Application examples

On this page we have collected some application examples of OLicense-Suite for you:

You are a manufacturer of technical software ...

Your customer group ranges from small enigneering offices up to the development departments of large companies. Your customers work individually or in teams and have high time pressure. Therefore, your software has to be flexibly applicable and highly available.

In this customer group, the floating license model enjoys great popularity. Solely the number of concurrently utilized program copies is limited. Which user utilizes the software on which computer is in the licensee's own discretion.

To gain optimal availability, your customer may apply redundant OLicense-Servers.

You are a manufacturer of database applications ...

Into the category database apllications fall e.g. commercial applications, production planning or enterprise resource planning systems. Common to all of these applications is, that they need a direct connection to the companies database. The utilization of the software outside the company's network is normally not reasonable for organizational and data confidentiality reasons. The users have to log on always with their individual account.

For these application areas the license models named-user or floating are recommended.

Your customers request an extra high availability ...

Your customers may apply redundant OLicense-Servers in any number to optimize availability. The license allocation will work as long as more than the half of the OLicense-Servers are online, e.g. 2 of 3 or 3 of 5.

Your customers work partly out of office ...

... and want to utilize your software on computers which are disconnected from the company's network.

For the license models node-locked , named-user , pay-per-use , and prepaid this is always possible as these licenses are assigned to dedicated users or computers.

Floating licenses may be checked out of the OLicense-Server in the companies network for a limited time and transferred to another computer.
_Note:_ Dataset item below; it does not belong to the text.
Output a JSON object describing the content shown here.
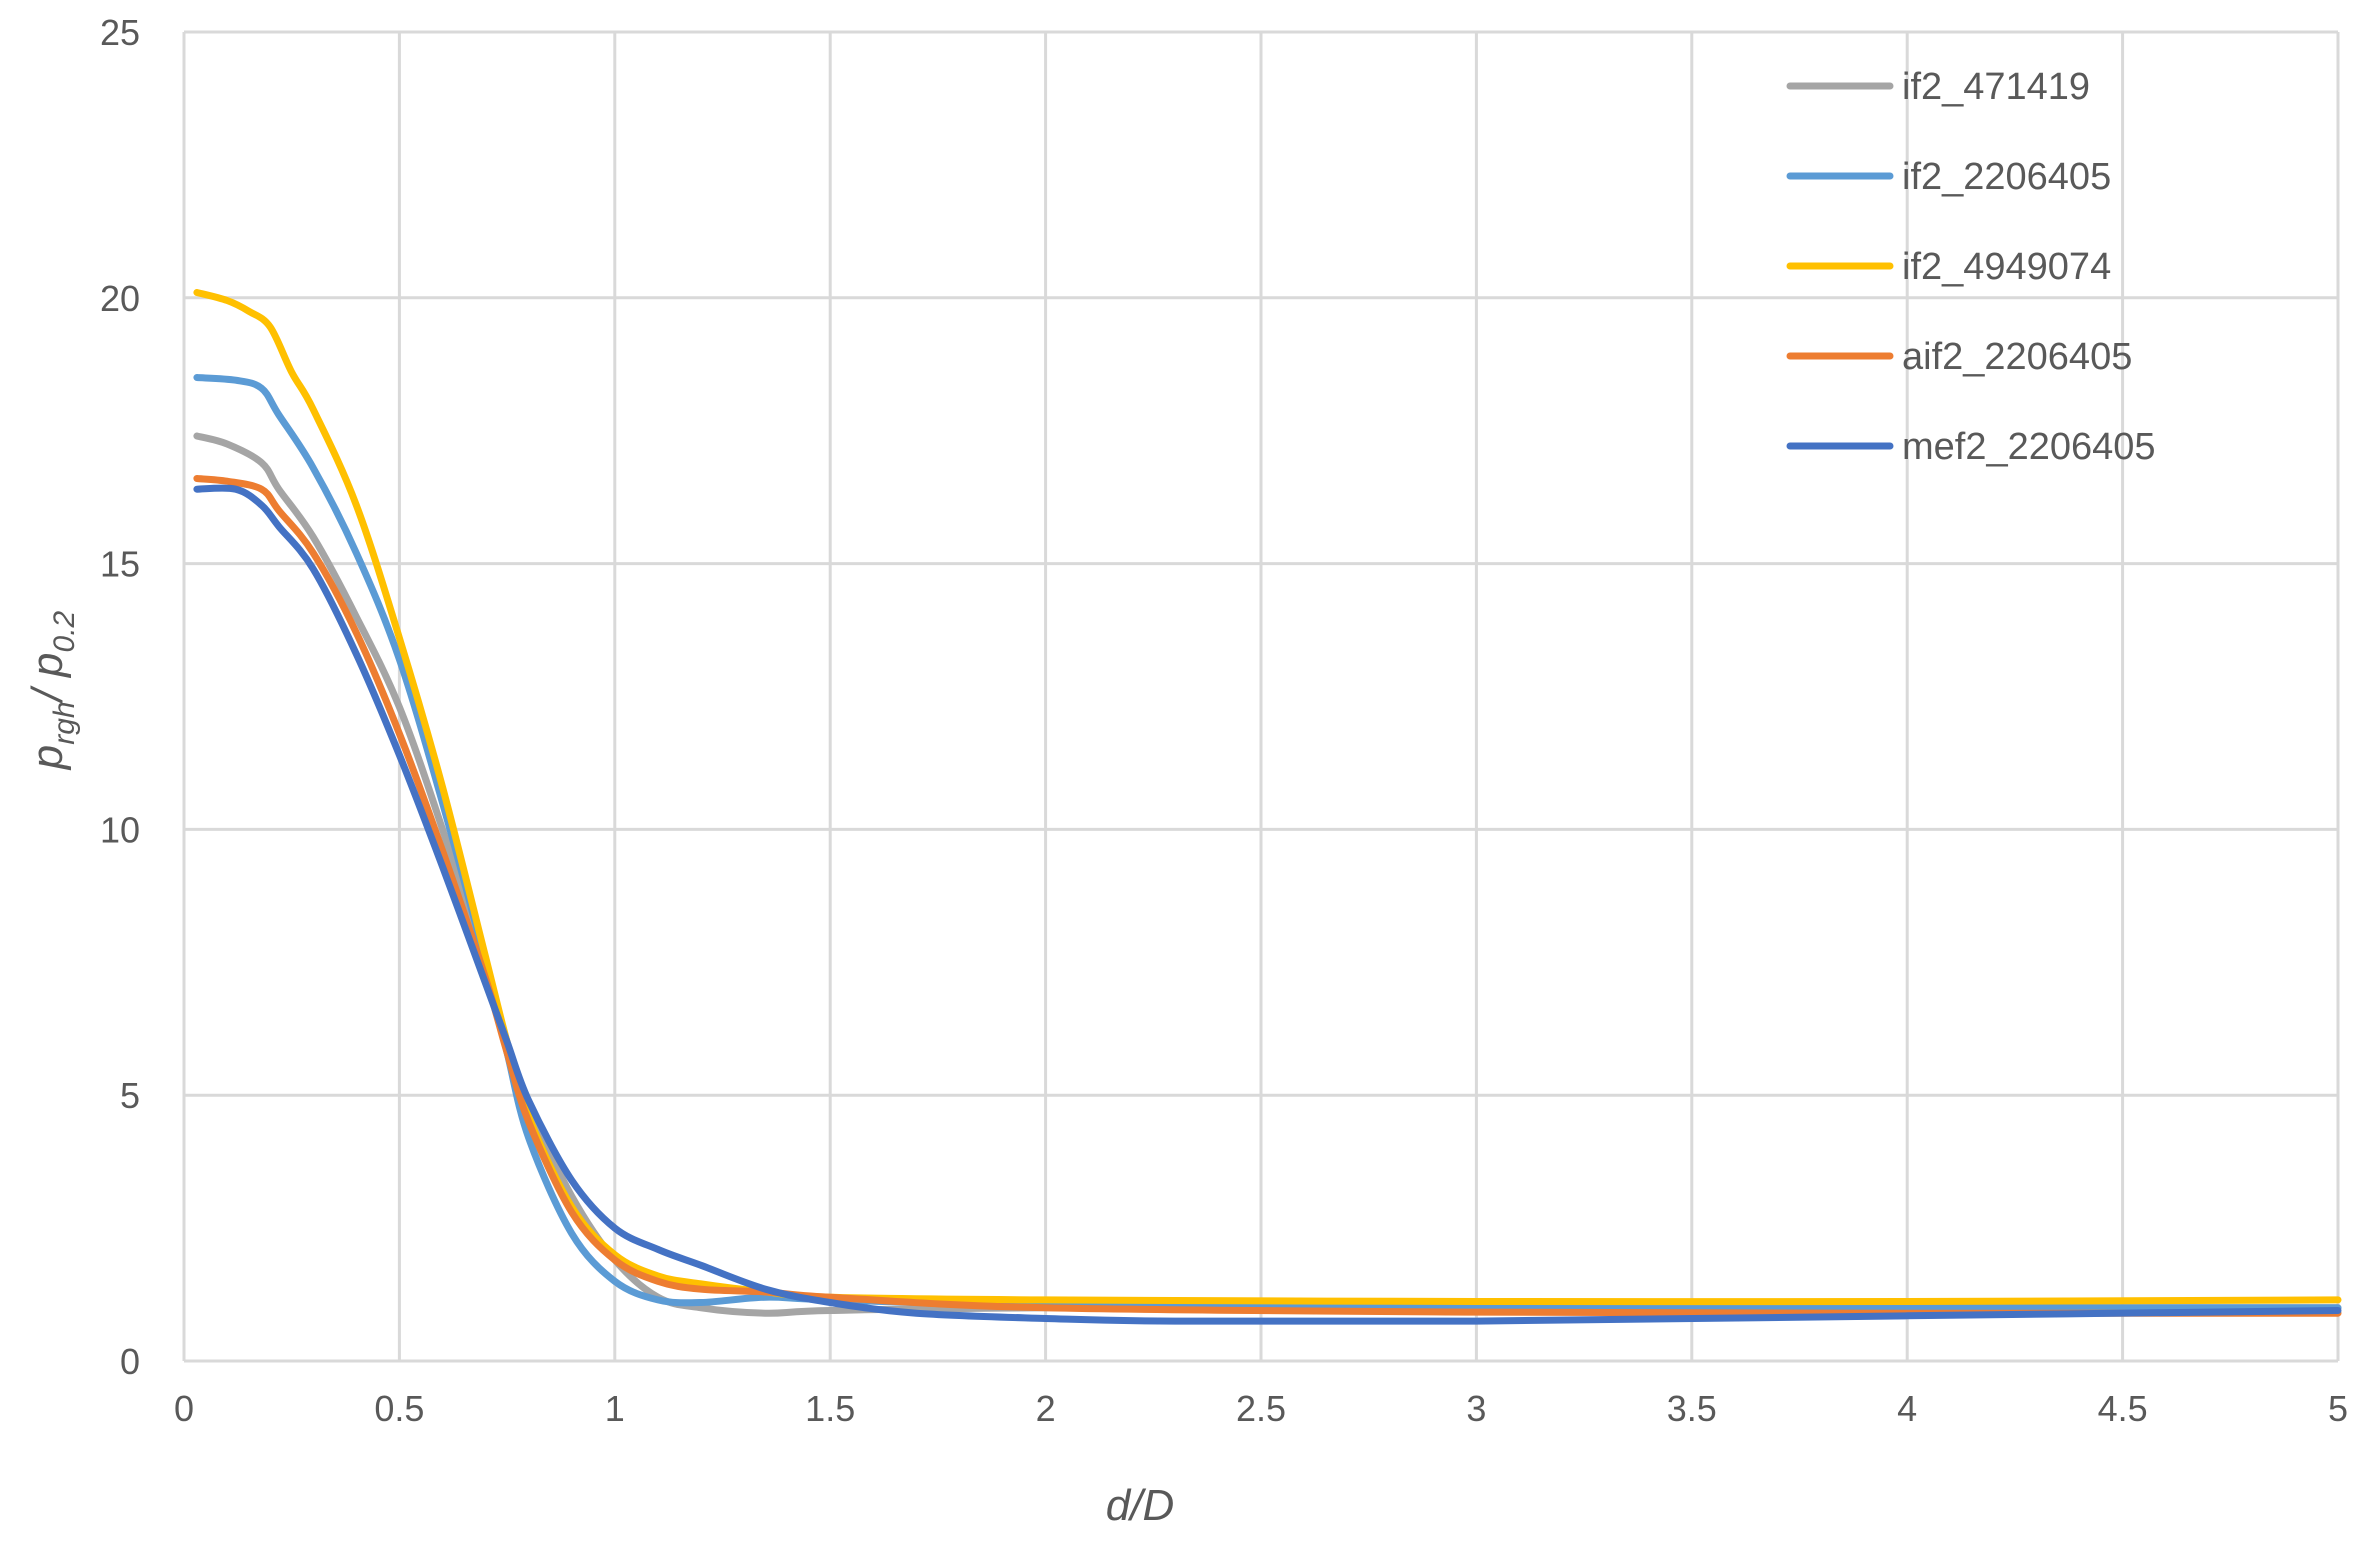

The licensed software then can be used on the other computer until the license is returned or the time limit has expired. Inversely, the checked-out license remains allocated in the company network for the same period.
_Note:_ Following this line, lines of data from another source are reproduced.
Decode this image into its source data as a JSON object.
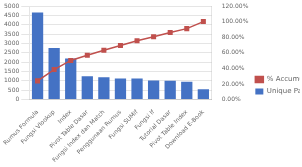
{
  "chart_data": {
    "type": "bar",
    "categories": [
      "Rumus Formula",
      "Fungsi Vlookup",
      "Index",
      "Pivot Table Dasar",
      "Fungsi Index dan Match",
      "Penggunaan Rumus",
      "Fungsi SUMif",
      "Fungsi If",
      "Tutorial Dasar",
      "Pivot Table Index",
      "Download E-Book"
    ],
    "series": [
      {
        "name": "Unique Pageviews",
        "type": "bar",
        "color": "#4472c4",
        "values": [
          4650,
          2750,
          2200,
          1250,
          1200,
          1130,
          1130,
          1020,
          1000,
          950,
          550
        ]
      },
      {
        "name": "% Accumulative",
        "type": "line",
        "axis": "y2",
        "color": "#c0504d",
        "marker": "square",
        "values": [
          24.0,
          38.5,
          50.2,
          56.8,
          63.2,
          69.3,
          75.4,
          80.7,
          86.0,
          91.0,
          100.0
        ]
      }
    ],
    "ylim": [
      0,
      5000
    ],
    "yticks": [
      0,
      500,
      1000,
      1500,
      2000,
      2500,
      3000,
      3500,
      4000,
      4500,
      5000
    ],
    "y2lim": [
      0.0,
      120.0
    ],
    "y2ticks": [
      {
        "value": 0.0,
        "label": "0.00%"
      },
      {
        "value": 20.0,
        "label": "20.00%"
      },
      {
        "value": 40.0,
        "label": "40.00%"
      },
      {
        "value": 60.0,
        "label": "60.00%"
      },
      {
        "value": 80.0,
        "label": "80.00%"
      },
      {
        "value": 100.0,
        "label": "100.00%"
      },
      {
        "value": 120.0,
        "label": "120.00%"
      }
    ],
    "grid": true,
    "legend": "right"
  }
}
You want to protect Java-, Delphi-, Basic-, J#-, C#- or .NET applications ...

... then you have a small - but solvable - problem:

No copy protection or license control system and no encryption is impregnable. The ambition of such systems is to make their overcoming as difficult as possible, causing an uneconomical effort for the cracker. Thus, the programming languages and development environments used to implement the protected software have to fulfill some conditions:

  • The development environment has to generate binary executables (aka machine code). Otherwise it is too easy for crackers to remove the protection system with the help of de-compilers or de-obfuskators.
  • The development environment has to support static libraries (LIBs). The OLicense-Client-API is delivered as a static library, because dynamic libraries (DLLs) can easily be replaced. A cracker may create a faked OLicense-Client-API DLL which just confirms every license request of the protected program.
  • The applied programming language has to offer access to low level operating system functions. Otherwise the parameters for license protections cannot be investigated or may be faked too easily by crackers.

Applications which are programmed in one of the above programming languages as well as all applications compiled in a Microsoft .NET development environment do not fulfill all of these conditions. But such applications can be protected indirectly: One or more important functions of the application are swapped out into a DLL. This DLL is programmed in C or C++ and protected by the OLicense-Suite. The interconnection of the protection system to some important functions of the application makes shure, that this DLL cannot be replaced by a fake.